Fed Policy and Regulatory Breakthroughs Lead the Narrative
According to BittMint findings, the report identifies a confluence of positive signals: easing recession risks, a dovish tilt from the U.S. Federal Reserve, and what analysts call “unprecedented” regulatory progress during H1 2025.
Major milestones include pending U.S. stablecoin legislation and a comprehensive digital asset framework, signaling a maturing regulatory environment. These developments, analysts say, are fostering greater institutional confidence, especially among corporate treasuries now entering the bitcoin market as long-term buyers.
“Crypto’s macro and regulatory backdrop is the most constructive it’s been in years,” the report states, adding that spot ETF inflows and record stablecoin issuance underscore surging market demand.
ETF Inflows and Onchain Strength Fuel Optimism
U.S. spot bitcoin and ether ETFs saw Q2 net inflows of $14.6 billion, a dramatic surge from $627 million in Q1. Bitcoin dominance climbed to 64% by June 30, its highest level since 2021. Meanwhile, total stablecoin supply exceeded $230 billion, hitting an all-time high.
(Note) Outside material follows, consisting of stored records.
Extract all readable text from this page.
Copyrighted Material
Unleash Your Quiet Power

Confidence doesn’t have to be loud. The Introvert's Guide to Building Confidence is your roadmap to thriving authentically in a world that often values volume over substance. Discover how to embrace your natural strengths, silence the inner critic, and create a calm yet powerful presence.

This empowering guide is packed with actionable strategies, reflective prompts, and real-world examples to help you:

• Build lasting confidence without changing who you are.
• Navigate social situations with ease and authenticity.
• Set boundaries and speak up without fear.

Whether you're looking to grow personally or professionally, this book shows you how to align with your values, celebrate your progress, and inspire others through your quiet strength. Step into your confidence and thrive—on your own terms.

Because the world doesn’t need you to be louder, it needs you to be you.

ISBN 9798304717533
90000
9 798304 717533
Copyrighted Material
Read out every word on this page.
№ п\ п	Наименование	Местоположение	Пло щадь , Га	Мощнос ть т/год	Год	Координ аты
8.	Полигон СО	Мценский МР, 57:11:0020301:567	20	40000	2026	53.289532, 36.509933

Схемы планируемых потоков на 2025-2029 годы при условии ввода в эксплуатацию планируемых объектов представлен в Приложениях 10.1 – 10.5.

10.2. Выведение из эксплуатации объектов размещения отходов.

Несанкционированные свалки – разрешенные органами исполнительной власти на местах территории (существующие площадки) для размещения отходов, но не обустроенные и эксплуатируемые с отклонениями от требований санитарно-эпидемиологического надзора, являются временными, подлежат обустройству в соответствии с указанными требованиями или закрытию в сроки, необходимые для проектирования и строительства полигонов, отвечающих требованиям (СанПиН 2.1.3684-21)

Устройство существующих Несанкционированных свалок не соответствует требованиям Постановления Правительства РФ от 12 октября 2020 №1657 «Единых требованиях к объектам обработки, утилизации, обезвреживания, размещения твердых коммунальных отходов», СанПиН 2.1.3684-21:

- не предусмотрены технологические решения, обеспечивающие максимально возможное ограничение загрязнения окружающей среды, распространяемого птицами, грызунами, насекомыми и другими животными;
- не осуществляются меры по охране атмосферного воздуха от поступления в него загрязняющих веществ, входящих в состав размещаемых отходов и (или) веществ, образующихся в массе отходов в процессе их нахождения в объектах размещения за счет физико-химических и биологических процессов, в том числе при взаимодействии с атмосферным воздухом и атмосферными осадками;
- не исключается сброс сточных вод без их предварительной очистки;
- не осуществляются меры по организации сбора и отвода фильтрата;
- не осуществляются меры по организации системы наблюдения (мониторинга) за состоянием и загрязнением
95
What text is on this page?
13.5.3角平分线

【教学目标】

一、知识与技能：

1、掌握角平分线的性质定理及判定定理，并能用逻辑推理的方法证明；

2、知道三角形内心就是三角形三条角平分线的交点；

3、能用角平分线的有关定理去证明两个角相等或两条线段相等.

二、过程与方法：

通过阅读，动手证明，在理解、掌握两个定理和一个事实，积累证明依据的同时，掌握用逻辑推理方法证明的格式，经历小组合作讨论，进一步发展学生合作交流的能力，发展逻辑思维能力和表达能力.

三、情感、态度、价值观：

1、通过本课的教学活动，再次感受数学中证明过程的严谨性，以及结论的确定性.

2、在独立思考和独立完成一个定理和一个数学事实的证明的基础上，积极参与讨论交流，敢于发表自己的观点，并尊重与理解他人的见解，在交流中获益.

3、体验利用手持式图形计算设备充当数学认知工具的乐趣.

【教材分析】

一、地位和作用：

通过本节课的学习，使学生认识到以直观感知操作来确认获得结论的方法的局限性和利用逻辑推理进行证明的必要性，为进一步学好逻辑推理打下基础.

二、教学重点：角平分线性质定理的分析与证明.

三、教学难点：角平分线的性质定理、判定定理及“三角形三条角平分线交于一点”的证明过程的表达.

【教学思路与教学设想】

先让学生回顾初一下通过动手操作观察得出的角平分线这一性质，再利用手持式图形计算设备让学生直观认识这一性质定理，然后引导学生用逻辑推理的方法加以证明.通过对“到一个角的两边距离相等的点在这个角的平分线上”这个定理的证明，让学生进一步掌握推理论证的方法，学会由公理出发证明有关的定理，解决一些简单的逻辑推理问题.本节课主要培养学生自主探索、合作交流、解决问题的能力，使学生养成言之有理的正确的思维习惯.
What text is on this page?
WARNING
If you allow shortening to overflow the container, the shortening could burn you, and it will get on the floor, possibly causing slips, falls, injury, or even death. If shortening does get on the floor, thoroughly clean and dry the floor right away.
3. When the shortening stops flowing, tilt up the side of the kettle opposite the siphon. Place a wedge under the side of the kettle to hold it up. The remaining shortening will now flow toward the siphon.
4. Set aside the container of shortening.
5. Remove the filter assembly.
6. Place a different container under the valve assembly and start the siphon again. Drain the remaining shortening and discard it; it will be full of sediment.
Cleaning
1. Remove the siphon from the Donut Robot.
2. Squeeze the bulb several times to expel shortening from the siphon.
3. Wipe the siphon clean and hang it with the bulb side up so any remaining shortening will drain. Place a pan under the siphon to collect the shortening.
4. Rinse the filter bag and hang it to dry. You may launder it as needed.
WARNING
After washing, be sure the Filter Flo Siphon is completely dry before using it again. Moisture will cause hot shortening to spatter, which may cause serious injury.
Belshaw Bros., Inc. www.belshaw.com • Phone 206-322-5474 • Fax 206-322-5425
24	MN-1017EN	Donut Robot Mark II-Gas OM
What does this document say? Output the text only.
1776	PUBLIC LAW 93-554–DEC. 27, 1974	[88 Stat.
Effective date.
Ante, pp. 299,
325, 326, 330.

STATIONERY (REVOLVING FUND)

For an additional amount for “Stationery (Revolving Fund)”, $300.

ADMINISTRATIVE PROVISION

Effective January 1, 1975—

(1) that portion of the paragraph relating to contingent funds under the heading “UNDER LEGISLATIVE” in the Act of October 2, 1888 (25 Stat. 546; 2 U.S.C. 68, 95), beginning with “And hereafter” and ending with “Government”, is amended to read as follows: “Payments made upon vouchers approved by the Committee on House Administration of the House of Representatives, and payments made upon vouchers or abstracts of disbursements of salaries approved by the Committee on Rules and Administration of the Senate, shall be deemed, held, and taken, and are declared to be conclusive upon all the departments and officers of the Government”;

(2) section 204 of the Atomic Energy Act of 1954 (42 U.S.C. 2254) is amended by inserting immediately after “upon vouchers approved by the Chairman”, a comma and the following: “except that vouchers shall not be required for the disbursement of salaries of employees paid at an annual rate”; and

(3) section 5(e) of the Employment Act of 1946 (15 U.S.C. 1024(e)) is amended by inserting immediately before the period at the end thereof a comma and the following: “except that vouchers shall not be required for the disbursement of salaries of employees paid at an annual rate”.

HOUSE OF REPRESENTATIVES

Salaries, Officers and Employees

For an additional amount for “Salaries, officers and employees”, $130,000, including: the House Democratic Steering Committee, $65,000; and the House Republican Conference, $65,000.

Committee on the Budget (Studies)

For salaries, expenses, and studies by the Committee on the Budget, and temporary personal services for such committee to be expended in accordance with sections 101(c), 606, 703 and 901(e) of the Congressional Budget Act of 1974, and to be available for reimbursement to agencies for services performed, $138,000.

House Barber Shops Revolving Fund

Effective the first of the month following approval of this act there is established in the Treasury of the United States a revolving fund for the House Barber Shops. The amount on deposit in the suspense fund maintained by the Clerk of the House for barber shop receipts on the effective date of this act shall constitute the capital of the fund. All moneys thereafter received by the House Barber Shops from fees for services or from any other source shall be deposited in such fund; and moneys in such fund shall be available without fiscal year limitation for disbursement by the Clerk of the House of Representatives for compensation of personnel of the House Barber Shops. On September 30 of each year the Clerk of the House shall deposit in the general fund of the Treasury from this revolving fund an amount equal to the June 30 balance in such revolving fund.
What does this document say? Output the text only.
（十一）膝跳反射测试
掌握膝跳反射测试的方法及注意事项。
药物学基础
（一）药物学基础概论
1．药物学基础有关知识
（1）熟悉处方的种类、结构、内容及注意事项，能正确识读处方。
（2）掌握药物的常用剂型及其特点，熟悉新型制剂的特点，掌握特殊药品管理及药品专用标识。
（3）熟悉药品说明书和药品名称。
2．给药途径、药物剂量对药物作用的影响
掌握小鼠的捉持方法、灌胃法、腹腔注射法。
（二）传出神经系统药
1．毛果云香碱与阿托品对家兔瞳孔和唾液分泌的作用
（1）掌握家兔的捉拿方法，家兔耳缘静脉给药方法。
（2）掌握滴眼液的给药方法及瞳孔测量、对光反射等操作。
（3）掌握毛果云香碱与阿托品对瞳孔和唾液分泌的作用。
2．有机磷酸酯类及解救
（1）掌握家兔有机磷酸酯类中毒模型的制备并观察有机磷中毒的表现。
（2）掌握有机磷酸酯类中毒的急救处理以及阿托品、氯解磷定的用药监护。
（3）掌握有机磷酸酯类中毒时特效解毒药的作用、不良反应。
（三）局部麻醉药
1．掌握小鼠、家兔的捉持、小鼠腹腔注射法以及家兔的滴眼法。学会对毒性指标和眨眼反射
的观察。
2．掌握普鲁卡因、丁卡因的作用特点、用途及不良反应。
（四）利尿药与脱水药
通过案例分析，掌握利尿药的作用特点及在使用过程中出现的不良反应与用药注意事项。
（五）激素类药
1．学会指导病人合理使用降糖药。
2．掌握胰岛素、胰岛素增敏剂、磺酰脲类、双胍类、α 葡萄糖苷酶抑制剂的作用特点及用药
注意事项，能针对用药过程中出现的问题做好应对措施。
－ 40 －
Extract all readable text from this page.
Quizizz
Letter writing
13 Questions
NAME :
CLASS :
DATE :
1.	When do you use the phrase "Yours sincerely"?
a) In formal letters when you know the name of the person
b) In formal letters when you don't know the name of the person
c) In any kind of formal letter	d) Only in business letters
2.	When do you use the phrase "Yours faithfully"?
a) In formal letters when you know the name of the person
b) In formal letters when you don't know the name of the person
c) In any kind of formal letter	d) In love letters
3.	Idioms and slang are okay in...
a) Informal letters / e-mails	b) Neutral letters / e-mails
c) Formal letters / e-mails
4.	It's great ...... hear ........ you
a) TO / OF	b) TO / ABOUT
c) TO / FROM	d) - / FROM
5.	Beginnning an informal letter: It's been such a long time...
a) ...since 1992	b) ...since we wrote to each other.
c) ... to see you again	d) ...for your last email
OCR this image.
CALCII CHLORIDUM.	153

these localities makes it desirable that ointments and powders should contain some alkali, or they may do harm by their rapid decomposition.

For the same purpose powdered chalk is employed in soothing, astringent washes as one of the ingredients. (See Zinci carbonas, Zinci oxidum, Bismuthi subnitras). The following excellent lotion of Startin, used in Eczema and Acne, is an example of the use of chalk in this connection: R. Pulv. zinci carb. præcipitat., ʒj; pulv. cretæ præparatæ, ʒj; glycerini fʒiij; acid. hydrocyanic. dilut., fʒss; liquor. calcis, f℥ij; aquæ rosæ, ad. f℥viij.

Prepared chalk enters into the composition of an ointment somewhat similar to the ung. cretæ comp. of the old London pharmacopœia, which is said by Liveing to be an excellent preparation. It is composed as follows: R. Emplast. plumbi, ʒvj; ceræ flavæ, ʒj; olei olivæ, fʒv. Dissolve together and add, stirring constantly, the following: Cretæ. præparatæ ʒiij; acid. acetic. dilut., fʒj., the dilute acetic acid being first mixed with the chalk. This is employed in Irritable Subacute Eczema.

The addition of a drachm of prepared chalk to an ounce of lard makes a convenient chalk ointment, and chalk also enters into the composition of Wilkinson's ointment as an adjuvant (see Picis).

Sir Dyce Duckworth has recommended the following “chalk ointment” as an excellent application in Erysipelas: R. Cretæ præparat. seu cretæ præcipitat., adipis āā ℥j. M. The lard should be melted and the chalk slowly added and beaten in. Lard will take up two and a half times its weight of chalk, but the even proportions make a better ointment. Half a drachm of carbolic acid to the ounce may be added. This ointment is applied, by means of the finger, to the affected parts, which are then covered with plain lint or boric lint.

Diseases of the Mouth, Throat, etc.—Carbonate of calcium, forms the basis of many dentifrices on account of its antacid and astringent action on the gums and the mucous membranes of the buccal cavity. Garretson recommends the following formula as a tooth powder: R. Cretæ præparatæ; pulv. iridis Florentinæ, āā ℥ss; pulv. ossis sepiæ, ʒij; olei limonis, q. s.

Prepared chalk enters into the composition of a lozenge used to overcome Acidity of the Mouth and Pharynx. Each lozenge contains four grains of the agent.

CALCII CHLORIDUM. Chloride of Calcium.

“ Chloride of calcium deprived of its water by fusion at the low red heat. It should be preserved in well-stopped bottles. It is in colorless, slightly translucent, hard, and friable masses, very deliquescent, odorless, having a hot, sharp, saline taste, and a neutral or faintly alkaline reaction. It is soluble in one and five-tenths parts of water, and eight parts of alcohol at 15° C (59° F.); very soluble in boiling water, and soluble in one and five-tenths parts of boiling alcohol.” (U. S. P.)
Onchain metrics also reflect growing investor conviction. Glassnode’s Entity-Adjusted Net Unrealized Profit/Loss (NUPL) metric for Bitcoin shifted from “Anxiety” to “Belief,” while the share of BTC supply in profit rose from under 75% to nearly 100%.
Ethereum showed similar strength, with combined ETH and Layer 2 transaction volumes up 7%, while network fees dropped 39%, boosting user activity.
Industry Voices Highlight Structural Shifts
Partner commentary reinforced key demand drivers. Bitwise reported that spot bitcoin ETFs have purchased 225% of all newly mined BTC since January 2024, fueling significant supply-side pressure. Grayscale drew attention to the emerging decentralized AI crypto sector, now valued at approximately $15 billion. Parafi, meanwhile, highlighted Polymarket’s robust volumes following the 2024 U.S. election, signaling growing interest in prediction markets.
Risks Remain, But No Return to 2024 Lows Expected
While Coinbase and Glassnode acknowledge systemic risks related to excessive leverage, they view them as medium-term concerns, unlikely to derail short-term growth. The analysts warn that a sharp Fed easing could amplify bullish sentiment, while geopolitical tensions or a resurgence in trade conflicts may temper gains.
Despite the possibility of short-term corrections, the report concludes that current fundamentals suggest the crypto market is unlikely to revisit the bearish depths of 2024.